Hi, we are using haproxy to load balance a fairly big service, approx 150k active websocket connections at a time. This is all routed through the one load balancer running haproxy, to one of 3 nodes based on the path (sharded based on user ID)
We do haproxy reload
to update this sharding map. However, this has been inconsistent. Sometimes it would cause all WS connections to drop and then they’d all reconnect, rather than gracefully starting a new process and leaving the old haproxy process running.

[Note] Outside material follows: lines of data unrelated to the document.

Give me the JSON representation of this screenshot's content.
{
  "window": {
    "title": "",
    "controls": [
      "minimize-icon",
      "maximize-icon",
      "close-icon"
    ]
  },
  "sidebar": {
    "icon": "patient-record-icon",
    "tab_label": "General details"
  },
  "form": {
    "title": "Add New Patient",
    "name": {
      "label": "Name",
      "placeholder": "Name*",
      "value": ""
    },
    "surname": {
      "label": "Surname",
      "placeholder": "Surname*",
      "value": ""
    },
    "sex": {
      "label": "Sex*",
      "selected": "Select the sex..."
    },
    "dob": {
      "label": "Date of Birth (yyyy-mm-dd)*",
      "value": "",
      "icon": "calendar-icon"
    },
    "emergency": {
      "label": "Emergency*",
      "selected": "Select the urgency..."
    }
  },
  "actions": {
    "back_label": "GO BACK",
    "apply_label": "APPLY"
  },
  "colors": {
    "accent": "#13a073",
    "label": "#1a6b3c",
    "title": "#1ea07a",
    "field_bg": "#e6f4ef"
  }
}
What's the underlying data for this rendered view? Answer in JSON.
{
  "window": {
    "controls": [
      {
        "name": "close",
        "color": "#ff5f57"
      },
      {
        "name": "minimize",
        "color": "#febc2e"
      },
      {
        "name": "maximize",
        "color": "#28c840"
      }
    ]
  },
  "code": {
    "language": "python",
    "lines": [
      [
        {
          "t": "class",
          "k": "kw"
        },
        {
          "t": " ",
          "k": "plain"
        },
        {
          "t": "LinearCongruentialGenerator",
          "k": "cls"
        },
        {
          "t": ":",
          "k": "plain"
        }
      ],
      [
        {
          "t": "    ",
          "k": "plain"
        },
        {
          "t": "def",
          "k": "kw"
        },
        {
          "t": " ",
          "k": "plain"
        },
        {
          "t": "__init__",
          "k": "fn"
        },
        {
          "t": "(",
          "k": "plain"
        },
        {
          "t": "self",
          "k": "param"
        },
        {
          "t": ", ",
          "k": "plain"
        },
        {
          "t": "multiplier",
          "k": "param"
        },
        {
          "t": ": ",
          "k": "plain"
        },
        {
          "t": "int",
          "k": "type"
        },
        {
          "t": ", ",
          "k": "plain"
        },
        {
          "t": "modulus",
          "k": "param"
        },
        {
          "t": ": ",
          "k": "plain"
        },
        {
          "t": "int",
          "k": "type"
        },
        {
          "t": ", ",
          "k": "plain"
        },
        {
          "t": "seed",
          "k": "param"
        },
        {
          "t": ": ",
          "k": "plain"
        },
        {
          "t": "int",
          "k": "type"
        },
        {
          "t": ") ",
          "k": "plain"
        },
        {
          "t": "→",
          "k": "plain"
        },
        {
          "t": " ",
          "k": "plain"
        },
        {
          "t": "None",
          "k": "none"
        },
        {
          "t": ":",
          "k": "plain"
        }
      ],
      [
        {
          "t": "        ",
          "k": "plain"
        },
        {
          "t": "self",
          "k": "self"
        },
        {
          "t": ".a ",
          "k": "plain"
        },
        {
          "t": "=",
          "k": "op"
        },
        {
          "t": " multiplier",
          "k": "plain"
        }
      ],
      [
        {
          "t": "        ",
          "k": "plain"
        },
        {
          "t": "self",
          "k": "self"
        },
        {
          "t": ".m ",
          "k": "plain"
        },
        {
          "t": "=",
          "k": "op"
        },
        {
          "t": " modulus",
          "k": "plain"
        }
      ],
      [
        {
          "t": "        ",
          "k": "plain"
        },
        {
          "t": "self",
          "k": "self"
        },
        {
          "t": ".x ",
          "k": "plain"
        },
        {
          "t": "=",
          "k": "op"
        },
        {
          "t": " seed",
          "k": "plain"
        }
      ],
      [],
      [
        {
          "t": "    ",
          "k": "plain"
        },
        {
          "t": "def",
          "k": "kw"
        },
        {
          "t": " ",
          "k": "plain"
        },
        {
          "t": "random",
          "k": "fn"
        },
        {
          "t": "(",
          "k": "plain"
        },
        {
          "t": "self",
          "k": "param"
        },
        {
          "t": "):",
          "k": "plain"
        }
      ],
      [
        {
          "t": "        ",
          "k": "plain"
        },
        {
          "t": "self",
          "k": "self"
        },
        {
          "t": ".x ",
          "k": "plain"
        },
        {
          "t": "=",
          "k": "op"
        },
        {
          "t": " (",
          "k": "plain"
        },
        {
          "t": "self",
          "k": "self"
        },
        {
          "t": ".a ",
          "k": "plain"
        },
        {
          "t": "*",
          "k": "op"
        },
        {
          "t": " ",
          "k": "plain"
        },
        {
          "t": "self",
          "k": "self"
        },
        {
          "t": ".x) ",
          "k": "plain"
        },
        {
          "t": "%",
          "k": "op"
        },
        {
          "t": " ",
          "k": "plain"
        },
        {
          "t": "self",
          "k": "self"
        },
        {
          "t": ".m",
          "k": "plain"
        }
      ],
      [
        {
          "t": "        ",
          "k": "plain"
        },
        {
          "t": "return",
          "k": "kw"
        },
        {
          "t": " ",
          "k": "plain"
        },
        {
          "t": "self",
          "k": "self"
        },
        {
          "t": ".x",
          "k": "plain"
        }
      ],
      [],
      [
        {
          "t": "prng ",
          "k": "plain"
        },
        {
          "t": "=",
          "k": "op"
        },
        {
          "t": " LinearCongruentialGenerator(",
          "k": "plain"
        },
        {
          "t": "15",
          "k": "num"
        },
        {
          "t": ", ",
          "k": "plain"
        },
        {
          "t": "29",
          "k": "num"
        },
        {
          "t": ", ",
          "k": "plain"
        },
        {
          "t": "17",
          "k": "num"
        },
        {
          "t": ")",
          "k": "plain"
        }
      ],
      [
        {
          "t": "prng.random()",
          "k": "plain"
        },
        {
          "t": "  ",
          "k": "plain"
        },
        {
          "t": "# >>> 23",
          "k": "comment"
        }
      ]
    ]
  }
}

We tracked it down to the watchdog killing the old haproxy process because it took too long releasing memory during the reload. When we set the no-memory-trimming
flag, it works perfectly.
However, our users keep their websockets open for a long time. It can take weeks or months for every single connection on the old process to disconnect, allowing the old process to be cleaned up. Forcibly disconnecting the websockets is an absolute last resort, so we would like to avoid this.
This isn’t fundamentally an issue, we’re ok with having many processes running. However we’re surprised to see that the memory usage of those processes doesn’t decrease over time as the connections drain. A process with just a few connections is still using the same amount of RAM as one with 100k websockets actively connected.
From the docs, it says:
no-memory-trimming
: Disables memory trimming (“malloc_trim”) at a few moments where attempts are made to reclaim lots of memory (on memory shortage or on reload).

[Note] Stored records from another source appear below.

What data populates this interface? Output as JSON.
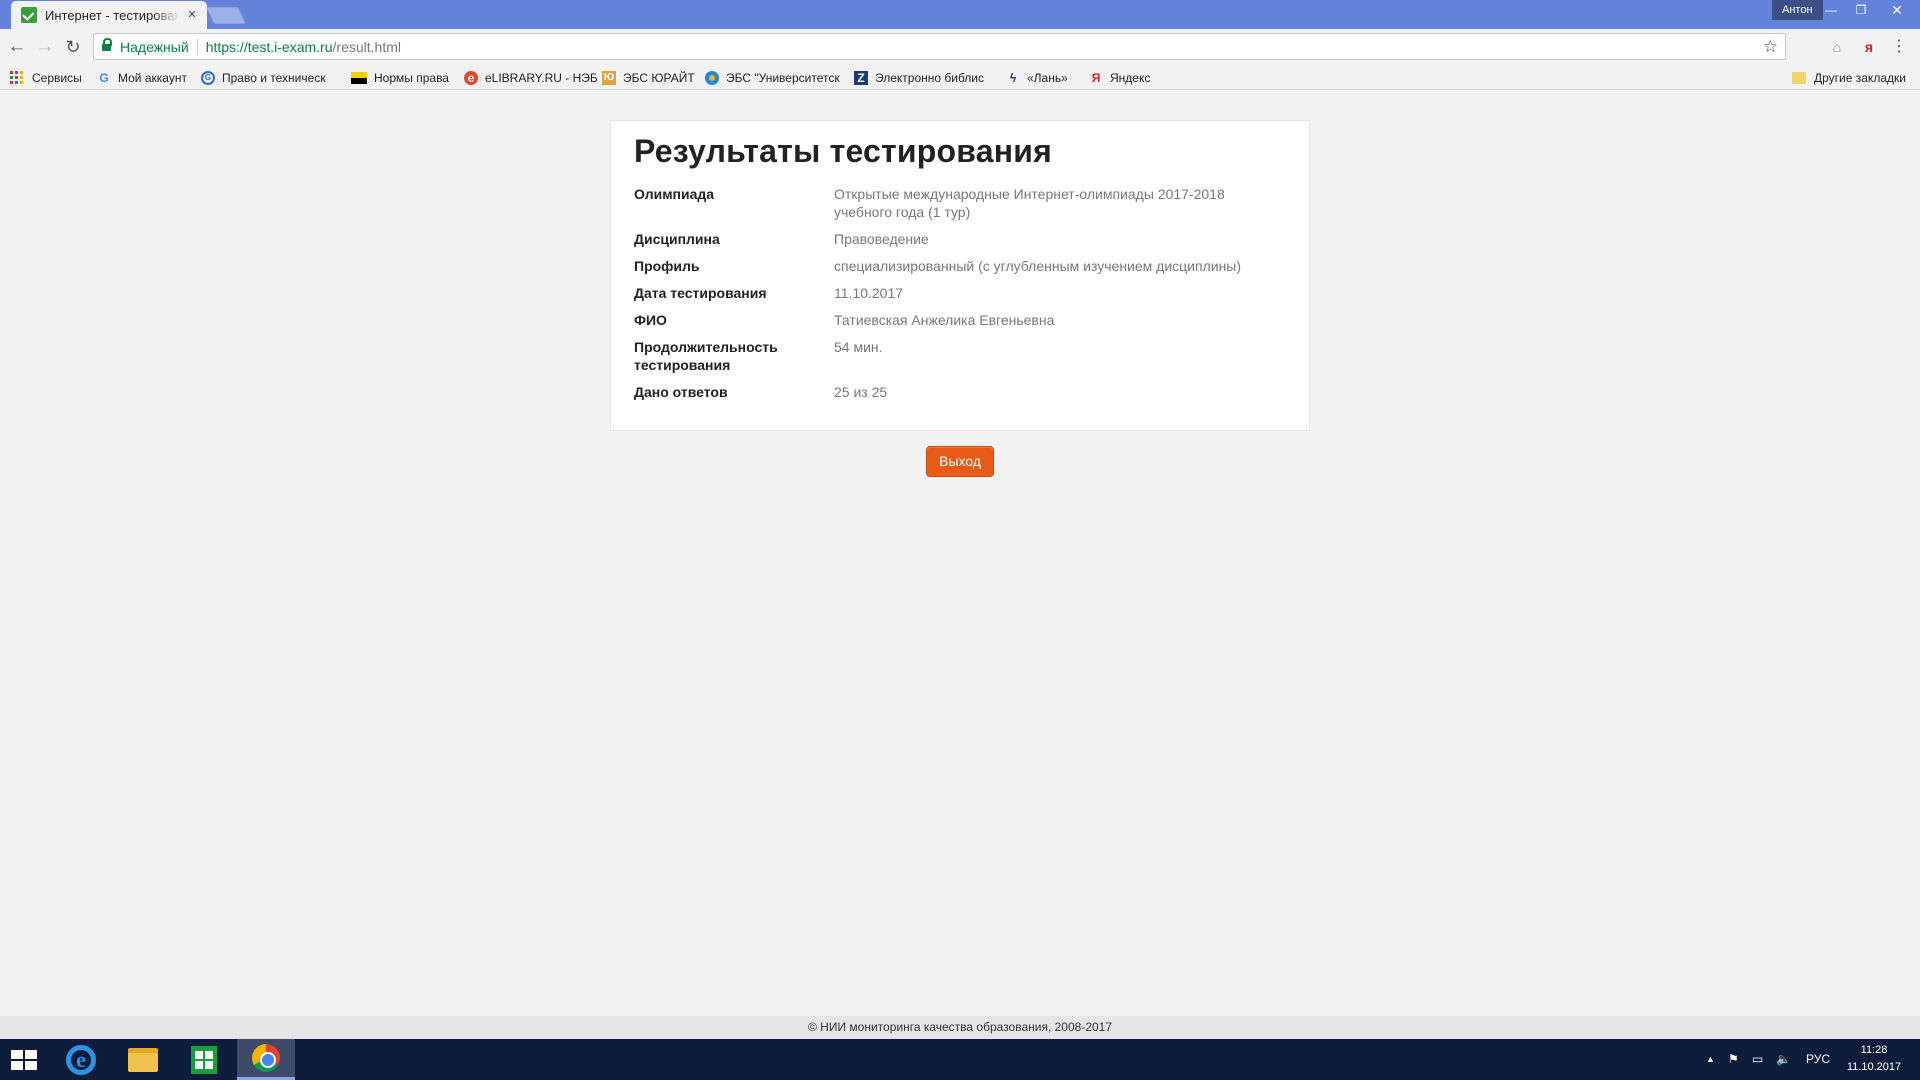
{
  "browser": {
    "tab_title": "Интернет - тестирование",
    "profile_name": "Антон",
    "security_label": "Надежный",
    "url_host": "https://test.i-exam.ru",
    "url_path": "/result.html"
  },
  "bookmarks": [
    {
      "label": "Сервисы",
      "icon": "apps-icon"
    },
    {
      "label": "Мой аккаунт",
      "icon": "google-icon"
    },
    {
      "label": "Право и техническ",
      "icon": "site-icon"
    },
    {
      "label": "Нормы права",
      "icon": "flag-icon"
    },
    {
      "label": "eLIBRARY.RU - НЭБ",
      "icon": "elibrary-icon"
    },
    {
      "label": "ЭБС ЮРАЙТ",
      "icon": "urait-icon"
    },
    {
      "label": "ЭБС \"Университетск",
      "icon": "university-icon"
    },
    {
      "label": "Электронно библис",
      "icon": "znanium-icon"
    },
    {
      "label": "«Лань»",
      "icon": "lan-icon"
    },
    {
      "label": "Яндекс",
      "icon": "yandex-icon"
    },
    {
      "label": "Другие закладки",
      "icon": "folder-icon"
    }
  ],
  "page": {
    "title": "Результаты тестирования",
    "rows": [
      {
        "label": "Олимпиада",
        "value": "Открытые международные Интернет-олимпиады 2017-2018 учебного года (1 тур)"
      },
      {
        "label": "Дисциплина",
        "value": "Правоведение"
      },
      {
        "label": "Профиль",
        "value": "специализированный (с углубленным изучением дисциплины)"
      },
      {
        "label": "Дата тестирования",
        "value": "11.10.2017"
      },
      {
        "label": "ФИО",
        "value": "Татиевская Анжелика Евгеньевна"
      },
      {
        "label": "Продолжительность тестирования",
        "value": "54 мин."
      },
      {
        "label": "Дано ответов",
        "value": "25 из 25"
      }
    ],
    "exit_label": "Выход",
    "footer": "© НИИ мониторинга качества образования, 2008-2017"
  },
  "taskbar": {
    "language": "РУС",
    "time": "11:28",
    "date": "11.10.2017"
  },
  "colors": {
    "accent": "#ea5a17",
    "titlebar": "#6283d9",
    "secure": "#0b8043"
  }
}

This made me think that no-memory-trimming
would only disable memory trimming in those specific times, and allow memory to be slowly reclaimed over time when not needed.
Do you have any suggestions for how we can get these old processes to release their held memory when it’s not needed any more?
Edit: We haven’t actually ran out of memory yet. I could be entirely wrong and maybe haproxy will actually reduce memory usage once we get closer to running out of free RAM. If that’s the case, great.